Towards the Optimization of the Preclinical PET Systems for Minimum Detectable Activity Performance

Traditional figures of merit that were used to evaluate a positron emission tomography (PET) system do not directly reflect the detection of the system. In this work, an analytical minimum detectable activity (MDA) evaluation method was developed and validated with phantom experiments and visual assessments. The analytical method was also applied to evaluate and compare between the two preclinical PET systems at the Crump imaging facility: the Focus220 and the Inveon, under different imaging conditions.;Several possible MDA improvement methods were proposed and discussed, which includes the evaluation of different reconstruction algorithms, accurate detector response modeling, and developing new systems using different scintillation crystals and system geometries.;Based on a simulation study of a virtual PET system, an unconventional low-cost, bench-top system named PETbox were proposed and developed.

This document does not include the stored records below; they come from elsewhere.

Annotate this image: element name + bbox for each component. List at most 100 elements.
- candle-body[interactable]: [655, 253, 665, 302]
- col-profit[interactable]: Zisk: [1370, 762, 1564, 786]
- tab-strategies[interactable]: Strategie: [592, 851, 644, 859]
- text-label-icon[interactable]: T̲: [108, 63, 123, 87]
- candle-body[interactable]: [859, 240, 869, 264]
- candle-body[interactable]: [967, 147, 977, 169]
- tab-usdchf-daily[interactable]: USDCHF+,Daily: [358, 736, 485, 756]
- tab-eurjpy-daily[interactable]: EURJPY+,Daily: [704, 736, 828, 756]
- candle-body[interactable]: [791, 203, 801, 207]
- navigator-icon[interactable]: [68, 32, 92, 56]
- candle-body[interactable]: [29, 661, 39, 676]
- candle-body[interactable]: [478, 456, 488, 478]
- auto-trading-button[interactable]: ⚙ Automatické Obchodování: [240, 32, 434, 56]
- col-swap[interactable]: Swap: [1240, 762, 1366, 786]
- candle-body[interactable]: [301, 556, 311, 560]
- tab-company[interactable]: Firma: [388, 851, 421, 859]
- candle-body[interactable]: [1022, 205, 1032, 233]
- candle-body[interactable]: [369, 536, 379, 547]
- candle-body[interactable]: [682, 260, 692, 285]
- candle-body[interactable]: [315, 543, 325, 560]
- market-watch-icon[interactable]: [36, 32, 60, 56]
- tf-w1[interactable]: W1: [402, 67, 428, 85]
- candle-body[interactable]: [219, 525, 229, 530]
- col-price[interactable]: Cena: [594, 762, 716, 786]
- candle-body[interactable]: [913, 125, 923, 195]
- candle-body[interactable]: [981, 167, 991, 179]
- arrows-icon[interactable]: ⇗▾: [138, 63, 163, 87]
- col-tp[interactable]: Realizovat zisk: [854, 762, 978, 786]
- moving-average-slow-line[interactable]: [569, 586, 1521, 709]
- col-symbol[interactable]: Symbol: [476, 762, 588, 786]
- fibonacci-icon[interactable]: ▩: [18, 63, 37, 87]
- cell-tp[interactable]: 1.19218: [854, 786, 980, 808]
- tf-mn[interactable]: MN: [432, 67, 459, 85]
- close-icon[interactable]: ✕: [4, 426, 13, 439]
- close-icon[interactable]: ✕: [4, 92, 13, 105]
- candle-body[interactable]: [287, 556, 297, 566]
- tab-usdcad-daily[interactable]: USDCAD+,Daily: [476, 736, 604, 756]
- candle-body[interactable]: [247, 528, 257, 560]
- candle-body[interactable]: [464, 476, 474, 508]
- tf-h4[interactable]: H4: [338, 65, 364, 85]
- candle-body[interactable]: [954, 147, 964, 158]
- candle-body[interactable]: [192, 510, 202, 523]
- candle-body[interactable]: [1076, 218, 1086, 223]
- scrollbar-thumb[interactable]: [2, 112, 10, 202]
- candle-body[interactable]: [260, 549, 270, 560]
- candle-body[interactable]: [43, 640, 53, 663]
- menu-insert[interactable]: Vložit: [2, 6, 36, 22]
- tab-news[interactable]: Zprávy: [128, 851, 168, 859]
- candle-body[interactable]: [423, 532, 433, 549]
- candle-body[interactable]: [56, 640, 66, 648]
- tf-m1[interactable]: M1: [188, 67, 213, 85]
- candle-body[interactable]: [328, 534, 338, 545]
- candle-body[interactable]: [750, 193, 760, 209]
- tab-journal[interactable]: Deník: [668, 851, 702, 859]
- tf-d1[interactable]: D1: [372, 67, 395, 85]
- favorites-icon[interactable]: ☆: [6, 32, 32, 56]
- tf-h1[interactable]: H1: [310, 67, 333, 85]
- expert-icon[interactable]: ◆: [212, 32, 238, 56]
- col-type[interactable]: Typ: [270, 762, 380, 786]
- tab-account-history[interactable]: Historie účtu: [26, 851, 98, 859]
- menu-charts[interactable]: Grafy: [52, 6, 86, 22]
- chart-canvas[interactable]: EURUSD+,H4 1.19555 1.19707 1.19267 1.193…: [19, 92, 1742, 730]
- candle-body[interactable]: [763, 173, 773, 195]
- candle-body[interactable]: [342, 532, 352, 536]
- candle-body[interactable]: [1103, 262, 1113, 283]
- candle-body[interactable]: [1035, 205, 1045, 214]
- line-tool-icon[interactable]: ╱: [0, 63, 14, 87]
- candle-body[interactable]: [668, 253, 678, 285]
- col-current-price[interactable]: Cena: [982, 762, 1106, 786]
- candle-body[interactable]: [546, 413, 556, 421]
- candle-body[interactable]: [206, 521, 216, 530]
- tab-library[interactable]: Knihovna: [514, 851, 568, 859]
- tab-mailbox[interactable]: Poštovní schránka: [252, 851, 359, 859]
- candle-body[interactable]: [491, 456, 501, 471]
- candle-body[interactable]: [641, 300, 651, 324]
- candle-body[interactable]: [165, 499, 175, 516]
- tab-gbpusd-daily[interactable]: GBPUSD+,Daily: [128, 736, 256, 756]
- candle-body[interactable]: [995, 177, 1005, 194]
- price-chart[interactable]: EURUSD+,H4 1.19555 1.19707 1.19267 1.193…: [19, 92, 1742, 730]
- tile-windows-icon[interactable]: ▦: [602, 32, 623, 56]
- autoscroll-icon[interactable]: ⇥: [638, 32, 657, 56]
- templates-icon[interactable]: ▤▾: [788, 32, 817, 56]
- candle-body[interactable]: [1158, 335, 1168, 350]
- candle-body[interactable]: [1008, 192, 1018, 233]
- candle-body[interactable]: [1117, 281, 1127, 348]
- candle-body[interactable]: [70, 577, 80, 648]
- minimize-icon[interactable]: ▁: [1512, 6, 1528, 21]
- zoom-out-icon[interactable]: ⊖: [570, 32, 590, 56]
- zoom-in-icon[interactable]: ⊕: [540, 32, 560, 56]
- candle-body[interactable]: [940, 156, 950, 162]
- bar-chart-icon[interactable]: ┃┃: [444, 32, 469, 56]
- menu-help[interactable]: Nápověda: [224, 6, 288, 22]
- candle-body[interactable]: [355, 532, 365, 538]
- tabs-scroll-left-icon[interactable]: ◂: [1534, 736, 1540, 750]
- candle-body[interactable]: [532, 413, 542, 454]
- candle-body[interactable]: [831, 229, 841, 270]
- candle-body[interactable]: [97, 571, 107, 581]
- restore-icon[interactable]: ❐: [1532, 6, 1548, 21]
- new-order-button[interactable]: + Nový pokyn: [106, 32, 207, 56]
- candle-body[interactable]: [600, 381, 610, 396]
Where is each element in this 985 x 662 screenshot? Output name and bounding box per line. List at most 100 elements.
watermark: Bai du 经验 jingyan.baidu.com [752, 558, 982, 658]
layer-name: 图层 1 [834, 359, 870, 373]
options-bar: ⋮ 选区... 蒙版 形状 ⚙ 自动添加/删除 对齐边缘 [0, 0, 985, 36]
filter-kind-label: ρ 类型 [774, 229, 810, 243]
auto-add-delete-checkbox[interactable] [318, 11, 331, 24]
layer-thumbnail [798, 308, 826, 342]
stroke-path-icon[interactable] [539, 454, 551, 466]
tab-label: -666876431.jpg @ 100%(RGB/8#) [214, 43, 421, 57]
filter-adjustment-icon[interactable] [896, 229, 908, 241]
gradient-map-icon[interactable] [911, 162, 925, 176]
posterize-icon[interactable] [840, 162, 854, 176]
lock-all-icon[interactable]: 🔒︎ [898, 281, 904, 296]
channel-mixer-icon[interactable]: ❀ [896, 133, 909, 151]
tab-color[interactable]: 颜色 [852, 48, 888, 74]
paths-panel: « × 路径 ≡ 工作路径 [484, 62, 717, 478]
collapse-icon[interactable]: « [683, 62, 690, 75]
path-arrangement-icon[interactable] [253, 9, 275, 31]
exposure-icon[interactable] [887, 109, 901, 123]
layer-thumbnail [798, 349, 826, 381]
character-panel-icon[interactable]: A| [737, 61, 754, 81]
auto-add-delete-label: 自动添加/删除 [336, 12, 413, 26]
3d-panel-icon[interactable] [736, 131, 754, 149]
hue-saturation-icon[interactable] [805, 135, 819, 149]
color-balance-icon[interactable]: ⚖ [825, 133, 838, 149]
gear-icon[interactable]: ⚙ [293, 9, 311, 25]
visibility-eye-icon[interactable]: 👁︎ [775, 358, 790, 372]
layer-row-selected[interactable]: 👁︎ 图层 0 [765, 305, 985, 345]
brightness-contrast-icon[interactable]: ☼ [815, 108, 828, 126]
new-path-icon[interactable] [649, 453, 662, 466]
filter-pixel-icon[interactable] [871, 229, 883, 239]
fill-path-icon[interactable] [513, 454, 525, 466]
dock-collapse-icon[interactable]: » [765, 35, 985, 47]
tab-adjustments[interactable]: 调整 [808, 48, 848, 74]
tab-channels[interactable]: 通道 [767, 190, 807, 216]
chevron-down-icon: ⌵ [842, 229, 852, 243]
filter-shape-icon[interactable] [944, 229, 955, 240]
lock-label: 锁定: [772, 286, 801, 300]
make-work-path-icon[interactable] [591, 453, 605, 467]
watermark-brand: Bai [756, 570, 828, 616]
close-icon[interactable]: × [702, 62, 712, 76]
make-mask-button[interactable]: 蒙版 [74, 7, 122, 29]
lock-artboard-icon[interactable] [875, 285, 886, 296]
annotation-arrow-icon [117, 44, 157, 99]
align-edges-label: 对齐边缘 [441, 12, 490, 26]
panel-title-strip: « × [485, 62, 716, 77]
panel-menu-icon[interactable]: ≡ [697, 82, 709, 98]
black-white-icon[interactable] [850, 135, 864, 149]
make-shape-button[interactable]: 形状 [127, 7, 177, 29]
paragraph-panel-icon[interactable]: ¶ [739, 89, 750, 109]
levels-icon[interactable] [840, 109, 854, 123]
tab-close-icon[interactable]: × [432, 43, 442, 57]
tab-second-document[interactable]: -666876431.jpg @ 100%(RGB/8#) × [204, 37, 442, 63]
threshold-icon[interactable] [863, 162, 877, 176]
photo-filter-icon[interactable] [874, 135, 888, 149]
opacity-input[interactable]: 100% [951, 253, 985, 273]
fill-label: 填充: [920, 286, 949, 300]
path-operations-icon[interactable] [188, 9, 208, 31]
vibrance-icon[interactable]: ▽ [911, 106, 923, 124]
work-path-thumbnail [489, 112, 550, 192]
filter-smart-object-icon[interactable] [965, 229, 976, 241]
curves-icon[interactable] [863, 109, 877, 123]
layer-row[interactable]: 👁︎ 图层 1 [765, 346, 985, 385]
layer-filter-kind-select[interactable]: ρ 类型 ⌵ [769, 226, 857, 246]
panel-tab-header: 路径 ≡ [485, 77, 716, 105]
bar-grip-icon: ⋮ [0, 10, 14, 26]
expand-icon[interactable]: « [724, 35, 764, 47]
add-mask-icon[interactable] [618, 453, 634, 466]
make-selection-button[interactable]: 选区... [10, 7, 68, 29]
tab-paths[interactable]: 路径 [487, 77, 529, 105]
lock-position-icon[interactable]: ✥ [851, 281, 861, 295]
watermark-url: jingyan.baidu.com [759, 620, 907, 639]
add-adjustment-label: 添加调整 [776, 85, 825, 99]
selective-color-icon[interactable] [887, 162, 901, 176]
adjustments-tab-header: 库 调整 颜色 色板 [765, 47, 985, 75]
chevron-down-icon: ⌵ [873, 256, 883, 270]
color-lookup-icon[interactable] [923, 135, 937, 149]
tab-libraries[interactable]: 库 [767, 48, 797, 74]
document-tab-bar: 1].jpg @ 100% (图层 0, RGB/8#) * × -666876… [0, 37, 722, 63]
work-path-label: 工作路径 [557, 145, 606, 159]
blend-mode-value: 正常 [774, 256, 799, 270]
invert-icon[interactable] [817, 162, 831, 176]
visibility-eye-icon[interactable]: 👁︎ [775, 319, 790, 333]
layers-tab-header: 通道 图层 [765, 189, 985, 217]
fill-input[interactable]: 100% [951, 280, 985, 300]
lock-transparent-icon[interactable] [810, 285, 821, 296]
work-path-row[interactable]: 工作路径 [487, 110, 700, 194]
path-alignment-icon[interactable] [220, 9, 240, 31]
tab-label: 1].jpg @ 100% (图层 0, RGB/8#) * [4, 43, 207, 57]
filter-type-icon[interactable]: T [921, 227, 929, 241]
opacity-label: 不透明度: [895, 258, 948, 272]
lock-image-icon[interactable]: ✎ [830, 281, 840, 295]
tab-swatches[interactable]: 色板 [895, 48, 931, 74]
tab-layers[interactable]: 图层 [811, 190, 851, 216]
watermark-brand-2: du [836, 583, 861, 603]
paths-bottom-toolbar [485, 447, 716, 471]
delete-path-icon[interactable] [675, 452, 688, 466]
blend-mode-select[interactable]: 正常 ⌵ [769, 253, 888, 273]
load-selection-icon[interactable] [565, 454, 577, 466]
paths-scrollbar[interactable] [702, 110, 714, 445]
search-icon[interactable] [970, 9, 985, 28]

The system is dedicated to pharmacokinetic and pharmacodynamic mouse studies, and provides an integrated solution for preclinical animal imaging. Monte Carlo based simulations were performed for system design and optimization. Planar detectors were fabricated and their performance was characterized. ML-EM reconstruction and normalization algorithms were developed. Performance of the prototype PETbox system, including system sensitivity, spatial resolution, count rate capability, preliminary quantification and in-vivo static and dynamic mouse studies were evaluated. The results demonstrated the potential of this new tomography for small-animal imaging with enough performance for the targeted application and comparable detection limit to conventional systems.